Autostrade, cda al bivio tra opere e dividendi
Milano – Due visioni contrapposte sul futuro di Autostrade per l’Italia (Aspi) cominceranno a confrontarsi nei cda che avranno luogo domani. Prima quello di Hra (Holding reti autostradali), la holding che controlla l’88% di Aspi e che vede il capitale ripartito tra la Cdp (51%) e i fondi infrastrutturali Blackstone (24,5%) e Macquarie (24,5%).
Si dovrà approvare il bilancio 2024 e decidere la distribuzione del dividendo, che in passato è già stato frutto di discussioni tra gli azionisti. Il 2024 è stato un buon anno per Aspi, che secondo indiscrezioni dovrebbe aver portato a casa oltre un miliardo di utile netto. Se la distribuzione fosse pari al 75% dell’utile netto, come nell’anno passato, il beneficio per gli azionisti si avvicinerebbe agli 800 milioni.
La forte distribuzione di dividendi, però, è un argomento che turba il ministro delle Infrastrutture, Matteo Salvini, soprattutto se messo in relazione con gli investimenti nelle grandi opere. «Bisogna capire che intenzioni ha Autostrade per l’Italia (sul Passante, ndr) che parla, parla e parla da tempo, che adesso va a rinnovo e che staccherà utili e dividendi per i soci di 900 milioni di euro fra poche settimane», è l’affondo fatto dal ministro sabato scorso dai gazebi della Lega a Bologna.


E qui si entra a piedi uniti nello scontro che deve portare ad approvare il nuovo Pef (Piano economico e finanziario) quinquennale nei prossimi mesi. Nel luglio 2024 Aspi aveva presentato al ministero un piano di opere da 36 miliardi da realizzarsi tra il 2025 e il 2038, data di scadenza della concessione. Quel piano, però, senza un allungamento della concessione e finanziato tutto con i pedaggi sarebbe improponibile di fronte ai cittadini. E dunque Salvini ha chiesto alle strutture di Aspi di cercare di ottimizzarlo, dando priorità alle opere ma tenendo nel piano i due grandi interventi che da anni vengono annunciati ma mai realizzate: la Gronda di Genova e, appunto, il passante di Bologna. Visto l’aumento dei costi di costruzione degli ultimi due anni le due opere insieme costituiscono un blocco da circa 10 miliardi di investimenti, assolutamente necessarie per alleggerire il traffico e la messa in sicurezza di due snodi cruciali della viabilità italiana.
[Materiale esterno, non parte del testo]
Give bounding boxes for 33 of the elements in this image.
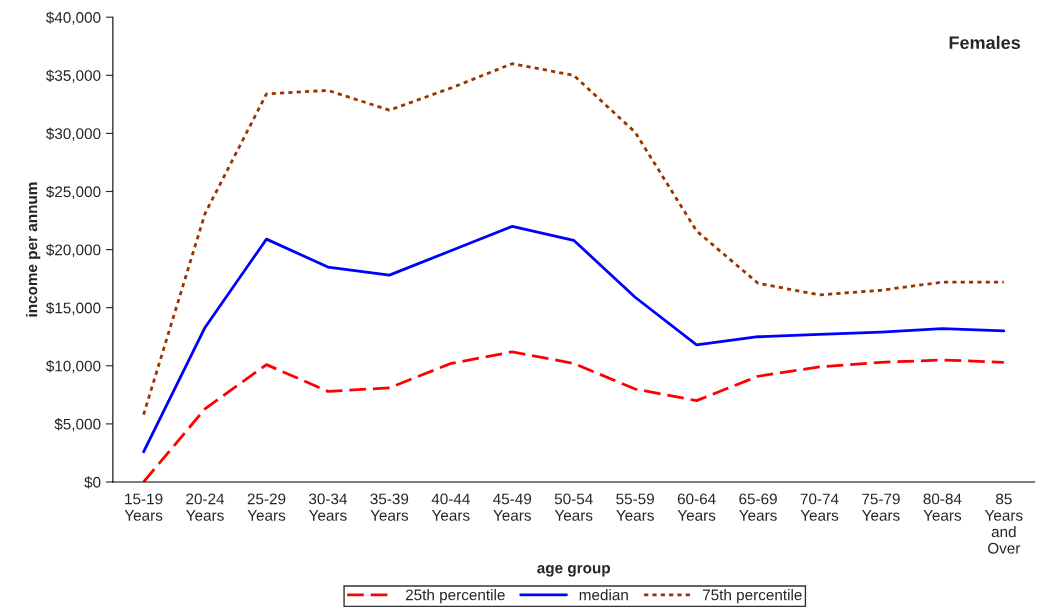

Salvini è risentito in particolare con i fondi soci di Hra che hanno fatto trapelare di avere allo studio un piano di investimenti da circa 22 miliardi, senza però includere Gronda e Passante. Basandosi su una proproga della concessione di 4 anni (fino al 2042) – che la Ue aveva già accordato nel 2018 proprio per rendere possibili quelle due gradi opere – l’onere per gli automobilisti in termini di aumento dei pedaggi sarebbe sostenibile. Al contrario, se si aggiungessero anche i 10 miliardi di Gronda e Passante si arriverebbe a circa 32 miliardi di investimenti e, per non far crescere troppo i pedaggi, bisognerebbe trattare con la Ue una proroga della concessione di 6-7 anni.
Queste sono le due diverse visioni, quella di Salvini da una parte e quella dei fondi dall’altra che si confronteranno nelle prossime settimane. E che potrebbero andare a influire anche sul rinnovo del cda di Aspi previsto con l’assemblea del 17 aprile. Intanto i soci già giovedì dovranno decidere all’unanimità (così prevede la governance) quale porzione di utile netto distribuirsi.